Sonunda kurs hocamızın “Bugünkü programımız burada sona
erdi. Yarın şu saatte burada olalım” sözüyle sabah 09.00’da başlayan ilk günün kâbusu
sona erdi. Geriye dokuz gün kaldı. Umarım geriye kalan dokuz günde bize bu
yaştan sonra dokuz doğurtmaz hocamız.
Niyetim burada kursu, kurs vereni eleştirmek değil.
Zoraki alındığımız bu kursa bu şekilde başlanmamalıydı. Çünkü hocamız bizi
ilk günden gerdi. Biz gerildikçe üstümüze üstümüze geldi. Biz gerildik, o dört
köşe oldu. Zira hiç istifini bozmadı ve geri adım atmadı. Pes doğrusu! Güya biz
sınıf yönetiminde karşılaştığımız sorunlarla nasıl başa çıkacağız sorusuna
cevap bulmaya çalıştık ilk günde. Hocamız diğer günler nasıl olur bilmem ama
ilk gün benden geçer not alamadı. Sanırım o da bana geçer not vermemiştir.
Kursu veren bu hocamızın etkinliğe başlamadan önce kürsüye
geçip önce kendini tanıtmasını, ardından “Arkadaşlar!

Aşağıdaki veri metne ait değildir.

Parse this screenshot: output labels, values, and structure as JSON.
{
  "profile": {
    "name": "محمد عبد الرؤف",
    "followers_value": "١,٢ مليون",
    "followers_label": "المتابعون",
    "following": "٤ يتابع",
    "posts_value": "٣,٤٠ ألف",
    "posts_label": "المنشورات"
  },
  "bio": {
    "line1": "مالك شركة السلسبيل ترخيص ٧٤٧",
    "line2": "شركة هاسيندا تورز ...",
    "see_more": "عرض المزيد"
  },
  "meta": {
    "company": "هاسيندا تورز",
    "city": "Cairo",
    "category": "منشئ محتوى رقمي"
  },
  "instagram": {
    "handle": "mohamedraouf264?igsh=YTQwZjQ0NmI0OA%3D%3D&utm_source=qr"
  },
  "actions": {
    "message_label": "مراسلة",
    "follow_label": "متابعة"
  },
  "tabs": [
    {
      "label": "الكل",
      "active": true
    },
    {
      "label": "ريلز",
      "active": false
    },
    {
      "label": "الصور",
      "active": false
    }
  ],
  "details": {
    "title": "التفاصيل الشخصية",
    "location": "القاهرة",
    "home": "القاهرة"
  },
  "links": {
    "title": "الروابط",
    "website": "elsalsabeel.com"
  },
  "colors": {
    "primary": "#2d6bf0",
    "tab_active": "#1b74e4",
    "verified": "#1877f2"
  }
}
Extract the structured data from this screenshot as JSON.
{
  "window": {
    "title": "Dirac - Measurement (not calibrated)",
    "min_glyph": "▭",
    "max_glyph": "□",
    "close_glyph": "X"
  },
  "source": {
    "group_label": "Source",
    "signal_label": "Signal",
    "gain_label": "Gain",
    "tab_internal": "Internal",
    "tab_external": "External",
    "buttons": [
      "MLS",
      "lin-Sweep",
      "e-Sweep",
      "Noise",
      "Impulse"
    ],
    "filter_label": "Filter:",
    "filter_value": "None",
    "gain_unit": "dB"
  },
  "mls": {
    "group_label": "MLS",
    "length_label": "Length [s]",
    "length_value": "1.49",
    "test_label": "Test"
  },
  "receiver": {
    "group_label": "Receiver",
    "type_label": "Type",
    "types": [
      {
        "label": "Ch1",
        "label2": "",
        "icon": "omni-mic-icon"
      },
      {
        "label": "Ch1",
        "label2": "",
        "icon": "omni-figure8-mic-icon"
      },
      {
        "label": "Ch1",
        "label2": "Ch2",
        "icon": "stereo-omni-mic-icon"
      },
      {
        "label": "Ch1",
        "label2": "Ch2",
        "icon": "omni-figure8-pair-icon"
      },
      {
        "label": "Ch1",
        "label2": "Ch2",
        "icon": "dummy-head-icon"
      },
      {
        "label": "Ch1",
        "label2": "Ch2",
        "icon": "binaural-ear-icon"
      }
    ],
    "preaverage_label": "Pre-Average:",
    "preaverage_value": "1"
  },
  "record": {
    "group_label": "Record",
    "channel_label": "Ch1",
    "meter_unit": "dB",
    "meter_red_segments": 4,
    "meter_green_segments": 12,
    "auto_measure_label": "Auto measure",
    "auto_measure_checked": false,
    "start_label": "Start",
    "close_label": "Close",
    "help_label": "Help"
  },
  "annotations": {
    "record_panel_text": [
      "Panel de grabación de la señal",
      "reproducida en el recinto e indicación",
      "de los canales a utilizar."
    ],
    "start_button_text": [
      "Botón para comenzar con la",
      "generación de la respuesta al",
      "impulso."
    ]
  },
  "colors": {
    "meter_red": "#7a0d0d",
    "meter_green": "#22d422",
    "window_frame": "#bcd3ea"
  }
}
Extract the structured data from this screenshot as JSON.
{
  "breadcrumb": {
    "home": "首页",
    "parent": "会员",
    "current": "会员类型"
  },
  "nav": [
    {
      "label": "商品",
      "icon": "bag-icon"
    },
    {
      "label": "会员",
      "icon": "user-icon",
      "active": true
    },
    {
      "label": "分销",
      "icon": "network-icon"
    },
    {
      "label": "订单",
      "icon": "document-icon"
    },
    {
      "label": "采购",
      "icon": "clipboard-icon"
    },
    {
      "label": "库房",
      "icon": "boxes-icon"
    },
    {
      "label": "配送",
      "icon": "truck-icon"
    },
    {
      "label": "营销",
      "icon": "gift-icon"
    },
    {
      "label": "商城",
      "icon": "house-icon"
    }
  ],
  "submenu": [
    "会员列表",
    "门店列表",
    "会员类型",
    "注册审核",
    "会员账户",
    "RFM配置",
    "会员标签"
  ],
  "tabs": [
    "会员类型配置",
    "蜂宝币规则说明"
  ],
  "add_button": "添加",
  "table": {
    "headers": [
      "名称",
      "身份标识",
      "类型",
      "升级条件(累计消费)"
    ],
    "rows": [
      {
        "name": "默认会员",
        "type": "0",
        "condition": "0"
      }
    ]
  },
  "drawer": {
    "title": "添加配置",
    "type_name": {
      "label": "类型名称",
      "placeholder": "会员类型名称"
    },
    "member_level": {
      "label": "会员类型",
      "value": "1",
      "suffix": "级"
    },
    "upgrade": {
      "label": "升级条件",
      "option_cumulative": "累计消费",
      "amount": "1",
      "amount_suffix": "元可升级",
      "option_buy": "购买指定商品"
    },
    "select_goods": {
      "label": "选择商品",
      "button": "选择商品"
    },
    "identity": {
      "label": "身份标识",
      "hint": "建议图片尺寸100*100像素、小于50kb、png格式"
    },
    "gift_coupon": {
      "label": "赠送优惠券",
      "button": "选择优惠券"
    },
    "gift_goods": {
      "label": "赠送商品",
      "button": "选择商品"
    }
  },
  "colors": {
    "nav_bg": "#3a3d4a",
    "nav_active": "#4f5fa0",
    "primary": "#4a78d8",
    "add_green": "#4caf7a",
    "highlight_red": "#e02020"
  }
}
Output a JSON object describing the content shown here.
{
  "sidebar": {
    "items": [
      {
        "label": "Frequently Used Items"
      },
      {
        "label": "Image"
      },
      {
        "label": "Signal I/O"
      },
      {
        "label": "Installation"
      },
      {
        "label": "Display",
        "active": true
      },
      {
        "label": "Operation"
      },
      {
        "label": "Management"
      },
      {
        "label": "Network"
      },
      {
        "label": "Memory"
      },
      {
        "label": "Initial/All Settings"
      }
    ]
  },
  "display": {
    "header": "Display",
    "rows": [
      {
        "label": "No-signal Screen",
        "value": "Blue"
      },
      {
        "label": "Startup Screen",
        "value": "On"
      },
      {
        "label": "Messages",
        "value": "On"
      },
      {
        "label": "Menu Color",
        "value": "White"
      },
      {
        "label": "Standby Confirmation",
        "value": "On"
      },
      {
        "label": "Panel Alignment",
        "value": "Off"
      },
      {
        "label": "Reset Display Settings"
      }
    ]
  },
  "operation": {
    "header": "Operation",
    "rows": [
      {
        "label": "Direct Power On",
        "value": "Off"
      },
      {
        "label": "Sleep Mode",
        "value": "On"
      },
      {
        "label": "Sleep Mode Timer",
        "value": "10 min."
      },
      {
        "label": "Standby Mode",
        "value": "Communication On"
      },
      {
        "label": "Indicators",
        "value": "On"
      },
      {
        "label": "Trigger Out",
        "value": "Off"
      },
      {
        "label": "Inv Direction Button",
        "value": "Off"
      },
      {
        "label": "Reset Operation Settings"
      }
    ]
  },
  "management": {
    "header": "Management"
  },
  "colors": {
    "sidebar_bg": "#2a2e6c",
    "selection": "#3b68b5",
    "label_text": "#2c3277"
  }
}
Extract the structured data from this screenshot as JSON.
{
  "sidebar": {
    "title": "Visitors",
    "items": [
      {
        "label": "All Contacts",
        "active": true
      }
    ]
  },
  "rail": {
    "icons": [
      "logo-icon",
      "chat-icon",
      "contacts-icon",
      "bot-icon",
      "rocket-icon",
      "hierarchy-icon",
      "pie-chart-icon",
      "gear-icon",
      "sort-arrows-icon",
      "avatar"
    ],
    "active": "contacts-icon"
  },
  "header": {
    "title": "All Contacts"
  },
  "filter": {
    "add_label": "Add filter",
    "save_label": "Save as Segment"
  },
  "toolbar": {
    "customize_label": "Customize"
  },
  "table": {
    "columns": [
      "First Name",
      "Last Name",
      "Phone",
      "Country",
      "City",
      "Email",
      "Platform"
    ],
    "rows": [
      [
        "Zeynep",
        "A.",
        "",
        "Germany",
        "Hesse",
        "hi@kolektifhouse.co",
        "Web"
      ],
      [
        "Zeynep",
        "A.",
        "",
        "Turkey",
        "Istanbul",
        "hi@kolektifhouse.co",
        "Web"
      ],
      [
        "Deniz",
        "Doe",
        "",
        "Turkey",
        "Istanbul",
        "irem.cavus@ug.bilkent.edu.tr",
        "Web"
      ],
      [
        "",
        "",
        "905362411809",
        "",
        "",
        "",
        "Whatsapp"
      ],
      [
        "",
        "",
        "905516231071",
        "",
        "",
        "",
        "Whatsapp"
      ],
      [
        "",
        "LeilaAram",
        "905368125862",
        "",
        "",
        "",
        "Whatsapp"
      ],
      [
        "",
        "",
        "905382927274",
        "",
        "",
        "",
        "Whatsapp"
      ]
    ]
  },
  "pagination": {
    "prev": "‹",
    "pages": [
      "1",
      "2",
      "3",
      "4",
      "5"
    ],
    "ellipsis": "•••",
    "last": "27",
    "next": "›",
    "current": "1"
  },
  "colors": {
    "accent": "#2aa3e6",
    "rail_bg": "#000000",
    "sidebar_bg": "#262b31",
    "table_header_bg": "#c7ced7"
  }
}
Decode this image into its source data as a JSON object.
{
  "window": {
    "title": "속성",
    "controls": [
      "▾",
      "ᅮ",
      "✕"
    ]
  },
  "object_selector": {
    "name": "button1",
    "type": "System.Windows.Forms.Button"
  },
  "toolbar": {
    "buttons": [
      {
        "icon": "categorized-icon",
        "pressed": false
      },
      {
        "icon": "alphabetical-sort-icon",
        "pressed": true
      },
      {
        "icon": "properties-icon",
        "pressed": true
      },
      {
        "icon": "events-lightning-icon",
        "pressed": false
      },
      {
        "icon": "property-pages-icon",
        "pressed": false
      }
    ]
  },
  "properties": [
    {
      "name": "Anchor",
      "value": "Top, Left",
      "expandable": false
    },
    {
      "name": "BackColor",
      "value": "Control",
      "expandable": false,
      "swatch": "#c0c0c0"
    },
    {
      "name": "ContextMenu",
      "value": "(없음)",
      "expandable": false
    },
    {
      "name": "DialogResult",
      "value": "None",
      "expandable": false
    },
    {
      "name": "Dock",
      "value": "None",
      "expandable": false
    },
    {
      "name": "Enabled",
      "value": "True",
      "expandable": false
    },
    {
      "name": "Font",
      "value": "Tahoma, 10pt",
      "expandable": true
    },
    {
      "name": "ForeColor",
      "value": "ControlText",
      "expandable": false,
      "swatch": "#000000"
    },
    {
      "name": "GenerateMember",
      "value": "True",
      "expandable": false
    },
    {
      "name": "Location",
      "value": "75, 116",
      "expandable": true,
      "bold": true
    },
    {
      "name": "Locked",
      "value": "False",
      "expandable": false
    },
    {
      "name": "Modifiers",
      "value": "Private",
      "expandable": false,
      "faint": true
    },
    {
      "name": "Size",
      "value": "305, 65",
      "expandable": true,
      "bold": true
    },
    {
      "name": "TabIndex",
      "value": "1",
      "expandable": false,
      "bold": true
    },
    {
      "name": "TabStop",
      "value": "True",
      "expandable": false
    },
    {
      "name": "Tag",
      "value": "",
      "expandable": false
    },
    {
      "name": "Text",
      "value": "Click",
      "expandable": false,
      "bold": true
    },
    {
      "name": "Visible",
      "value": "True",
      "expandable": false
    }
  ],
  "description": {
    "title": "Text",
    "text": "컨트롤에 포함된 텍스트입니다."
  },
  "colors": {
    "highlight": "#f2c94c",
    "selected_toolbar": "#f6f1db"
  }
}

Buraya istekli gelmediniz
biliyorum, ama görev görevdir. Bu işi yapacağız. Biz bu on gün içerisinde bir
program dahilinde şu şu etkinlikleri yapmak durumundayız” deseydi çok daha iyi
olurdu. Keşke bize ders vermeden, etkinlik yaptırmadan önce birkaç öğretmenin
dersine öğrenci gibi girip öğretmenlerimizin ilk derslerini nasıl yaptıklarını
bir görseydi öyle zannediyorum bizi bugün germezdi. Umarım geriye kalan dokuz
gün bugünü aratmaz. Zira aratırsa okul okul olalı böyle eziyet görmemiş olur…
Bakarsınız hocamızla dost oluruz kursun bitiminde. Çünkü bazı dostluklar
kavgayla başlarmış.
Yazımı uzattım biliyorum. Ama dertliyim, içimi boşaltmam
lazımdı. Sanırım sabrımızı ölçtü hocamız ilk gün. Diğer günlerde bize daha
ölçülü davranacak. Yazımın sonunda “Terörden etkilenmiş çocuklara yardım etmek,
onlara rehberlik yapmak” amacıyla açılan bu kursta sabah sabah bize terör
estiren hocamıza, bu kursu bu hocamıza veren yetkililere, bu kursu icat eden ve
açanlara şükranlarımı sunmayı bir görev bilirim. İyi ki varlar!
Not: Kursun bitiminde eve de gitmedim. Evliya Çelebi
parkında pinekledim durdum. Öğleden sonraki dersimi bekledim. Tam okula
girerken baktım öğrencileri alan müdür yardımcısı merdivenin başında bekliyor.
Garibime bir selam vereyim, sevinsin dedim. Ayağımı kaldırdım. Ne yapıyorsun
dedi. Selam veriyorum dedim. Gördüğünüz gibi hocamızın emekleri boşa gitmedi.
İlk uygulamayı ben başlattım. Umarım bağımlılık yapmaz.